Taraftar ‘önce kulüp itibarı’ diyor
İstanbul Aydın Üniversitesi İletişim Fakültesi Öğretim Üyesi Yrd. Doç. Dr. Ali Yıldırım’ın futbol kulüplerinin ve taraftarların krizlere bakış açısını ortaya koymak üzere yapmış olduğu doktora tezinde birbirinden sürpriz sonuçlar çıktı. Türkiye’de farklı takımı destekleyen 686 taraftarın katıldığı ankete göre, taraftarların yüzde 53’ü kulüplerinde kurumsal bir yönetim olduğuna inanmıyor.
Taraftarın yüzde 64’ü ise kulüplerinin iyi yönetilmediğini düşünüyor. Kendisini “fanatik” olarak tanımlayan taraftarlar takımlarını her durumda desteklerken, kendilerini “sporsever” olarak tanımlayanlar ise kulüpten ve taraftardan kaynaklanan kriz durumlarında kulüplerine karşı aidiyet sorunu yaşıyor. Özellikle kulüp yönetimlerine karşı taraftarın ‘güvensiz olduğu’ bulgusu elde edildi.
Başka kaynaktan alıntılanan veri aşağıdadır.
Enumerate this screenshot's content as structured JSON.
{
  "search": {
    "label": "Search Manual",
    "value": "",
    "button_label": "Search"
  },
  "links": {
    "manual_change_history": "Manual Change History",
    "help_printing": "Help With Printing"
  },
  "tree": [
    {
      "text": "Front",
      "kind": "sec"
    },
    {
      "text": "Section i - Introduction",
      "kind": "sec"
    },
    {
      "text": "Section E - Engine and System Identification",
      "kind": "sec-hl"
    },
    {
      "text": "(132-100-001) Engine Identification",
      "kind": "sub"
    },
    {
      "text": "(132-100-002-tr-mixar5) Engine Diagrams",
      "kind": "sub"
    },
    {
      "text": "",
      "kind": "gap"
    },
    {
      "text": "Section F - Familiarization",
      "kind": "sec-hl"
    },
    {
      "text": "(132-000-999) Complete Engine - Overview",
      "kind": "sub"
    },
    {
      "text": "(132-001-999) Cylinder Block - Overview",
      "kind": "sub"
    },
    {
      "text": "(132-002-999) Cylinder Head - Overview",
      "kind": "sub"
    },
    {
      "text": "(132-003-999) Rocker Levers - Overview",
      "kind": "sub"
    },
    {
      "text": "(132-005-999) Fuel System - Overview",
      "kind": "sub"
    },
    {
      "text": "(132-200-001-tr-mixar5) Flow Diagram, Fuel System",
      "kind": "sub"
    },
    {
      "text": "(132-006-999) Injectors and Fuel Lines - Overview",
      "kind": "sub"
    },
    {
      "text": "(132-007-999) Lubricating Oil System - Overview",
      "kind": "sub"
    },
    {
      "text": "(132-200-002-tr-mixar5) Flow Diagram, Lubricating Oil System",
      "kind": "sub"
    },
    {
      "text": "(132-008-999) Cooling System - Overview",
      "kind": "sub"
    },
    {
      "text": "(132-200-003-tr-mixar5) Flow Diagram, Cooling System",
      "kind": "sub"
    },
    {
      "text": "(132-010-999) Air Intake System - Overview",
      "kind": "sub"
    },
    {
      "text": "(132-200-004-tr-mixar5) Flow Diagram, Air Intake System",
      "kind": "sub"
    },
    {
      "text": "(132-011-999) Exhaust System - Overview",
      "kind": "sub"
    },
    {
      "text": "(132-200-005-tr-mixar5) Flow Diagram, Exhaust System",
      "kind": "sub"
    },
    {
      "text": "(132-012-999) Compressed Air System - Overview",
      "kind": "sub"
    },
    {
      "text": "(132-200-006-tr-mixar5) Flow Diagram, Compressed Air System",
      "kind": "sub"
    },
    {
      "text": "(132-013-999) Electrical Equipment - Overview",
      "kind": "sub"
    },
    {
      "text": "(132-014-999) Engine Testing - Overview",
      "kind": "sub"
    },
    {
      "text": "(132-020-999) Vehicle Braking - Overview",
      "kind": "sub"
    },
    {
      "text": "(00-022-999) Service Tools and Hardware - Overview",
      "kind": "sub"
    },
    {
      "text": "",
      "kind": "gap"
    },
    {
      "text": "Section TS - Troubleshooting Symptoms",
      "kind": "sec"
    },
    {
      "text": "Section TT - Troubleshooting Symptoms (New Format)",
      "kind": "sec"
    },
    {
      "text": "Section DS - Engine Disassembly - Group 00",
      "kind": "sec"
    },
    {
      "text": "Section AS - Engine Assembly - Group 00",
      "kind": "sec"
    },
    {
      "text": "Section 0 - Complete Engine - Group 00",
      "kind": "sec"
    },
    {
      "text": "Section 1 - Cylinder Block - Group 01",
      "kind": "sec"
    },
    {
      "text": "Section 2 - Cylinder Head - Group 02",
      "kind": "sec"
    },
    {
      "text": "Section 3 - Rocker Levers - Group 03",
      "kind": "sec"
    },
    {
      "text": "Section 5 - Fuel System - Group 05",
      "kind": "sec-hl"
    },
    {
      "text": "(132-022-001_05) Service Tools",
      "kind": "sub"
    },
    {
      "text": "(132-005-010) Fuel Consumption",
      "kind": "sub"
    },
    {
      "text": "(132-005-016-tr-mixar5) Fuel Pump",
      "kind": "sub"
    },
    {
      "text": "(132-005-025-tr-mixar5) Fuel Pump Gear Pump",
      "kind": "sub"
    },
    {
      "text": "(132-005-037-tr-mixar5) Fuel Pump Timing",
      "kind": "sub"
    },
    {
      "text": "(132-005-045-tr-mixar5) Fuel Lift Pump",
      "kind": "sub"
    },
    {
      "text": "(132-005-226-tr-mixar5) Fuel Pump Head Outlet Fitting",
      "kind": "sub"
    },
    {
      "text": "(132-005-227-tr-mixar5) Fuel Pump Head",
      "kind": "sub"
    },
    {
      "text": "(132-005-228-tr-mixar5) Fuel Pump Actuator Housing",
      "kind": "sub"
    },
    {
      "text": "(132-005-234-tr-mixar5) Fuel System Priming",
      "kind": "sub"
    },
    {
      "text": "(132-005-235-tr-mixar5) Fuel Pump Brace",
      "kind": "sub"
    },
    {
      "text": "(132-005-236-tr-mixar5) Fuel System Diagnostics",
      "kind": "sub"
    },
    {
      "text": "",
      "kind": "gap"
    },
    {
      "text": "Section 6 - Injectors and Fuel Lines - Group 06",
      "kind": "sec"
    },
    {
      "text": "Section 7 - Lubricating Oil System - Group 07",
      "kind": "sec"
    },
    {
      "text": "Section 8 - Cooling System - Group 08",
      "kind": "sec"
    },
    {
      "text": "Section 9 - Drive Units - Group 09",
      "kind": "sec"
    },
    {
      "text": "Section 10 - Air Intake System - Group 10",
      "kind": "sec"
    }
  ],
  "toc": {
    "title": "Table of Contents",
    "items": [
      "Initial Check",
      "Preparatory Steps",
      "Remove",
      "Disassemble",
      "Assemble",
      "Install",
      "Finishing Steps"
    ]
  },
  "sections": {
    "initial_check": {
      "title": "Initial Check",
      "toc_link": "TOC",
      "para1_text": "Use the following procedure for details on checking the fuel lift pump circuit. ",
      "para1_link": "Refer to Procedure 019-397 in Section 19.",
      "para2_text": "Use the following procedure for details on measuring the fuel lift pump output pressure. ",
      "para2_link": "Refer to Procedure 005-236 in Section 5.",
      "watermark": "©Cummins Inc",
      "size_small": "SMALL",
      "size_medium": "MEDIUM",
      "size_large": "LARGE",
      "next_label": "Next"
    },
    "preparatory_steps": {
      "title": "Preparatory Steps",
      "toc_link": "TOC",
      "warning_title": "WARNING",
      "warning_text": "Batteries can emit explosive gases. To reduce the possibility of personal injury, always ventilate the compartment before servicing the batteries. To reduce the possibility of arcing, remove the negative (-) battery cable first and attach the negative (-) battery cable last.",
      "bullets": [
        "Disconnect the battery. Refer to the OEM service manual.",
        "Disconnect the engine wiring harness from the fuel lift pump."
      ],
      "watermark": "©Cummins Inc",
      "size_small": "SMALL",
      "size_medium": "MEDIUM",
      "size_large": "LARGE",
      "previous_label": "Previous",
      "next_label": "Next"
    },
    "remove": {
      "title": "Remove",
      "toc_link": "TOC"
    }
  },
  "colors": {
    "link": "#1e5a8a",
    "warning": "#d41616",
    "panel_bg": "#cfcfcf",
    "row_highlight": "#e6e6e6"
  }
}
Futbol tüm dünyada olduğu gibi Türkiye’de de en çok ilgi gören spor dallarından birisi ve büyük bir endüstri. Futbol ile birlikte anılması gereken en önemli olgu, elbette taraftar olgusu ancak futbolun bu paydaşının kulübüne karşı güveni pek de yok gibi. “Sporda Halkla İlişkiler Kapsamında Futbol Kulüplerinde Kriz Yönetimi” isimli doktora tezine göre, ‘Kulüp itibarı mı yoksa sportif başarı mı?’ diye sorulan soruya taraftarlar, önce “kulüp itibarı” dedi. Araştırmaya katılan taraftarların yüzde 75.3’ü takımının galibiyetinin günlük yaşamını “olumlu” etkilediğini belirtti.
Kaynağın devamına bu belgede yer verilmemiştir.